Workforce fears concerning the impact of artificial intelligence (AI) are well-documented.
One 2023 survey, for instance, found more than three-quarters (77%) of 2,000 employed Americans saying they were concerned that AI would cause job loss within the next 12 months. Among those employees, 44% said they were “very concerned,” with 33% saying they felt “somewhat concerned” about this prospect.
Meanwhile, AI advocates contend that the technology exists in the workplace to make humans’ lives easier, automating repetitive, non-skilled tasks and freeing workers up to focus on more pressing, strategic undertakings.
A team of Carnegie Mellon University graduate students have developed an AI-based tool designed to help government workers do just that.
The group of grad students from Carnegie Mellon’s Heinz College of Information Systems and Public Policy have unveiled GovScan, a generative AI tool “that helps researchers find the information they seek in a matter of seconds, not hours,” according to a Carnegie Mellon statement.
Over the course of seven weeks, students Davis Craig, Aakash Dolas, Tyler Faris and Eashwari Samant created the tool with the goal of improving the usability of government reports.
In the aforementioned statement, federal government project lead Maya Mechenbier, detailed a challenge that helped provide Craig and company with a real-life challenge for GovScan to tackle.
The students connected with government workers responsible for reviewing reports for child-care funding from all 50 states, with some of those reports including hundreds of pages. Policy analysts were charged with analyzing and comparing the effectiveness of programs.
“Whether it’s for Medicaid or the Child Care Development Fund (CCDF) subsidy dollars, states’ plans are typically stored and made public in a PDF form,” said Mechenbier. “Fifty states might do 50 different things with their programs.”
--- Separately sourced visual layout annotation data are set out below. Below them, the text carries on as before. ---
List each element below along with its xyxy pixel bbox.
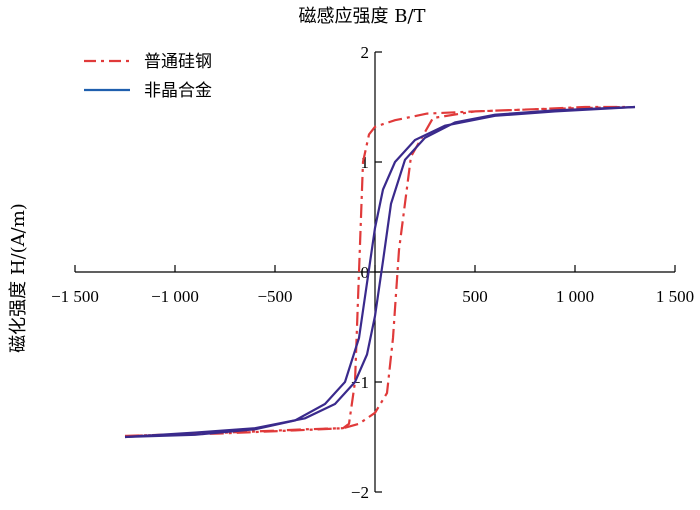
x-tick-label: −1 000 [151, 287, 199, 306]
chart-title: 磁感应强度 B/T [298, 6, 425, 27]
series-layer [124, 105, 636, 439]
y-tick-label: −2 [351, 483, 369, 502]
x-tick-label: 1 500 [656, 287, 694, 306]
legend: 普通硅钢 非晶合金 [84, 52, 212, 101]
y-tick-label: 0 [361, 263, 370, 282]
x-tick-label: 500 [462, 287, 488, 306]
y-axis-label: 磁化强度 H/(A/m) [8, 203, 29, 353]
series-amorphous-alloy-upper-branch [124, 105, 636, 439]
x-tick-label: 1 000 [556, 287, 594, 306]
series-silicon-steel-loop [124, 105, 626, 437]
legend-label-amorphous-alloy: 非晶合金 [144, 81, 212, 101]
y-tick-label: 2 [361, 43, 370, 62]
y-tick-label: 1 [361, 153, 370, 172]
x-tick-label: −500 [257, 287, 292, 306]
x-tick-label: −1 500 [51, 287, 99, 306]
legend-label-silicon-steel: 普通硅钢 [144, 52, 212, 72]
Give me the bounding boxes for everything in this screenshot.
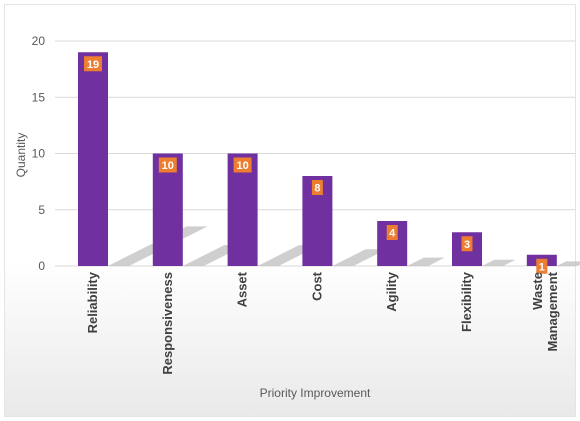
y-tick-label: 0 — [38, 259, 45, 273]
bar-shadow — [332, 249, 387, 266]
y-tick-label: 15 — [32, 90, 46, 104]
x-tick-label: Asset — [235, 271, 250, 307]
bar — [78, 52, 108, 266]
bar-shadow — [482, 259, 516, 266]
y-axis-ticks: 0 5 10 15 20 — [32, 34, 46, 273]
y-tick-label: 20 — [32, 34, 46, 48]
x-tick-label: Responsiveness — [160, 272, 175, 375]
x-tick-label: Reliability — [85, 271, 100, 333]
data-label-box — [84, 56, 102, 72]
data-label: 10 — [162, 160, 174, 172]
y-axis-title: Quantity — [14, 133, 28, 178]
x-tick-label: WasteManagement — [530, 271, 560, 351]
data-label: 8 — [314, 183, 320, 195]
x-axis-title: Priority Improvement — [260, 386, 371, 400]
y-tick-label: 5 — [38, 203, 45, 217]
bar-shadow — [556, 261, 580, 266]
data-label-box — [461, 236, 473, 252]
bar-shadow — [407, 257, 445, 266]
bars — [78, 52, 557, 266]
data-label-box — [158, 157, 177, 173]
data-label: 10 — [236, 160, 248, 172]
x-tick-label: Flexibility — [459, 271, 474, 332]
data-labels: 19 10 10 8 4 3 1 — [84, 56, 548, 274]
data-label: 3 — [464, 239, 470, 251]
x-tick-label: Cost — [309, 271, 324, 301]
x-axis-categories: Reliability Responsiveness Asset Cost Agilit… — [85, 271, 560, 374]
data-label-box — [311, 180, 323, 195]
y-tick-label: 10 — [32, 147, 46, 161]
data-label-box — [233, 157, 252, 173]
data-label-box — [536, 258, 548, 274]
data-label: 19 — [87, 59, 99, 71]
x-tick-label: Agility — [384, 271, 399, 311]
data-label-box — [386, 225, 398, 240]
data-label: 4 — [389, 228, 396, 240]
data-label: 1 — [539, 261, 545, 273]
This reality “can make it hard for a policy analyst to absorb such large quantities of data, determine who might be addressing certain rules in certain ways or understand trends emerging across the country,” according to Carnegie Mellon.
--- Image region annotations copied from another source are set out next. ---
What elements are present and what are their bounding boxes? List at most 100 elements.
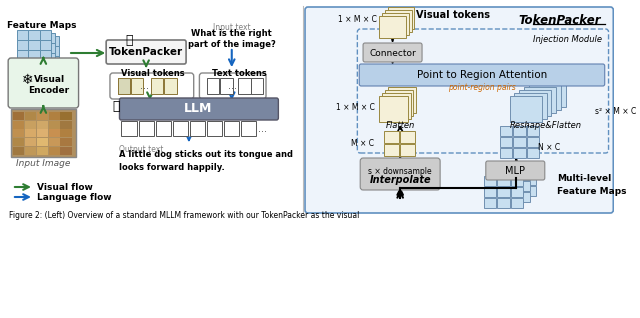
Bar: [36, 112, 48, 120]
Bar: [380, 16, 406, 38]
Bar: [207, 121, 222, 136]
Bar: [49, 138, 60, 146]
Bar: [511, 164, 523, 174]
Bar: [497, 187, 509, 197]
FancyBboxPatch shape: [305, 7, 613, 213]
Bar: [524, 186, 536, 196]
Bar: [36, 36, 47, 46]
Bar: [28, 40, 40, 50]
Bar: [47, 36, 59, 46]
Bar: [500, 148, 513, 158]
Bar: [24, 56, 36, 66]
Bar: [513, 126, 526, 136]
Bar: [524, 87, 556, 113]
Bar: [519, 90, 552, 116]
Bar: [490, 170, 503, 180]
Bar: [484, 187, 496, 197]
Bar: [61, 129, 72, 137]
Text: MLP: MLP: [506, 166, 525, 176]
Bar: [400, 144, 415, 156]
Bar: [385, 10, 412, 32]
Bar: [13, 147, 24, 155]
Bar: [25, 129, 36, 137]
Bar: [156, 121, 171, 136]
Bar: [500, 126, 513, 136]
Bar: [36, 46, 47, 56]
Bar: [517, 170, 529, 180]
Text: A little dog sticks out its tongue and
looks forward happily.: A little dog sticks out its tongue and l…: [120, 150, 294, 172]
Bar: [497, 198, 509, 208]
Bar: [164, 78, 177, 94]
Text: Figure 2: (Left) Overview of a standard MLLM framework with our TokenPacker as t: Figure 2: (Left) Overview of a standard …: [9, 211, 360, 220]
Text: Feature Maps: Feature Maps: [6, 20, 76, 30]
Bar: [118, 78, 130, 94]
Text: M × C: M × C: [351, 140, 374, 149]
FancyBboxPatch shape: [110, 73, 194, 99]
Bar: [151, 78, 163, 94]
Bar: [17, 50, 28, 60]
Bar: [25, 147, 36, 155]
Text: Visual tokens: Visual tokens: [417, 10, 490, 20]
Bar: [47, 56, 59, 66]
Bar: [388, 7, 415, 29]
Bar: [382, 13, 409, 35]
Text: 1 × M × C: 1 × M × C: [335, 102, 374, 112]
Bar: [61, 147, 72, 155]
Bar: [380, 96, 408, 122]
Bar: [28, 50, 40, 60]
Text: Visual
Encoder: Visual Encoder: [29, 75, 70, 95]
Bar: [517, 192, 529, 202]
Bar: [504, 192, 516, 202]
Bar: [47, 46, 59, 56]
Bar: [529, 84, 561, 110]
Bar: [527, 126, 539, 136]
Bar: [400, 131, 415, 143]
Bar: [511, 198, 523, 208]
Text: Point to Region Attention: Point to Region Attention: [417, 70, 547, 80]
Bar: [11, 109, 76, 157]
Text: LLM: LLM: [184, 102, 212, 115]
Bar: [500, 137, 513, 147]
Bar: [504, 170, 516, 180]
Bar: [388, 87, 417, 113]
FancyBboxPatch shape: [106, 40, 186, 64]
Bar: [224, 121, 239, 136]
Bar: [122, 121, 136, 136]
Bar: [13, 121, 24, 128]
Text: TokenPacker: TokenPacker: [109, 47, 183, 57]
Bar: [25, 121, 36, 128]
Bar: [504, 181, 516, 191]
Bar: [533, 81, 566, 107]
Text: TokenPacker: TokenPacker: [518, 13, 601, 26]
Bar: [44, 43, 55, 53]
FancyBboxPatch shape: [120, 98, 278, 120]
Bar: [251, 78, 263, 94]
Text: Visual flow: Visual flow: [36, 183, 93, 191]
Text: ...: ...: [258, 124, 267, 134]
Text: ...: ...: [140, 81, 148, 91]
Text: Visual tokens: Visual tokens: [121, 70, 184, 79]
FancyBboxPatch shape: [486, 161, 545, 180]
Text: point-region pairs: point-region pairs: [448, 84, 516, 93]
FancyBboxPatch shape: [363, 43, 422, 62]
Bar: [36, 121, 48, 128]
Bar: [24, 36, 36, 46]
Bar: [515, 93, 547, 119]
Bar: [524, 175, 536, 185]
Bar: [20, 33, 32, 43]
Bar: [49, 112, 60, 120]
Bar: [13, 129, 24, 137]
Text: s² × M × C: s² × M × C: [595, 107, 636, 116]
FancyBboxPatch shape: [359, 64, 605, 86]
Bar: [524, 164, 536, 174]
Bar: [49, 129, 60, 137]
Text: What is the right
part of the image?: What is the right part of the image?: [188, 29, 276, 49]
Text: 1 × M × C: 1 × M × C: [337, 15, 376, 24]
Bar: [484, 176, 496, 186]
Text: 🔥: 🔥: [125, 34, 132, 47]
Bar: [497, 164, 509, 174]
Bar: [13, 112, 24, 120]
FancyBboxPatch shape: [200, 73, 266, 99]
Bar: [13, 138, 24, 146]
Bar: [40, 50, 51, 60]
To help make that process easier and more efficient, the students created a working model that sorts through those reports to answer analysts’ questions. For example, an analyst might ask GovScan which states provide child-care funding for low-income, single parent households. The tool scans all the reports in its database and provides a list of results, including source citations.
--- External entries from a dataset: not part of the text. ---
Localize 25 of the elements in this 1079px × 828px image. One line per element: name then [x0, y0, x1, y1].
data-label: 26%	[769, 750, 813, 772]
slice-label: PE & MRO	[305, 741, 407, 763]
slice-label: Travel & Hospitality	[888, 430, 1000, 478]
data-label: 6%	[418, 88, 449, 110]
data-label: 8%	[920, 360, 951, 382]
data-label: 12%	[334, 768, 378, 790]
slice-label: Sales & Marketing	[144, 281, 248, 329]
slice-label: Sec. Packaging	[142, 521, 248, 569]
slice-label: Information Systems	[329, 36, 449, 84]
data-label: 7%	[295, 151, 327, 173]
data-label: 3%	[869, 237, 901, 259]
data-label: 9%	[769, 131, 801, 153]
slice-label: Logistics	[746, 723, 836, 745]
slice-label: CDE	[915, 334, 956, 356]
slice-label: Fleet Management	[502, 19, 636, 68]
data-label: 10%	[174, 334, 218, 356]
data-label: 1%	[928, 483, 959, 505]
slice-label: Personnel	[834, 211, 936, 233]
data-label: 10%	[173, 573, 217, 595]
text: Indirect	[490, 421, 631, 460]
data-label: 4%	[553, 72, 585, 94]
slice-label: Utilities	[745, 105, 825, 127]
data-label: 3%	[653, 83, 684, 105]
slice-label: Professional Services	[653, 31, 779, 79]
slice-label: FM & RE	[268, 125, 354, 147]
According to Carnegie Mellon, policy analysts told Craig and company that the GovScan platform cut the time they typically spend looking for specific data points within these reports from three to four hours down to about 30 seconds.
“GovScan is like the ‘Control F’ search function on steroids,” said Craig.
This type of efficiency is one of the tool’s primary benefits, but according to its creators.
“[GovScan] reduces the cognitive load for researchers,” said Dolas. “The saved time and effort free up humans to spend their time and attention on analyzing and understanding the results.”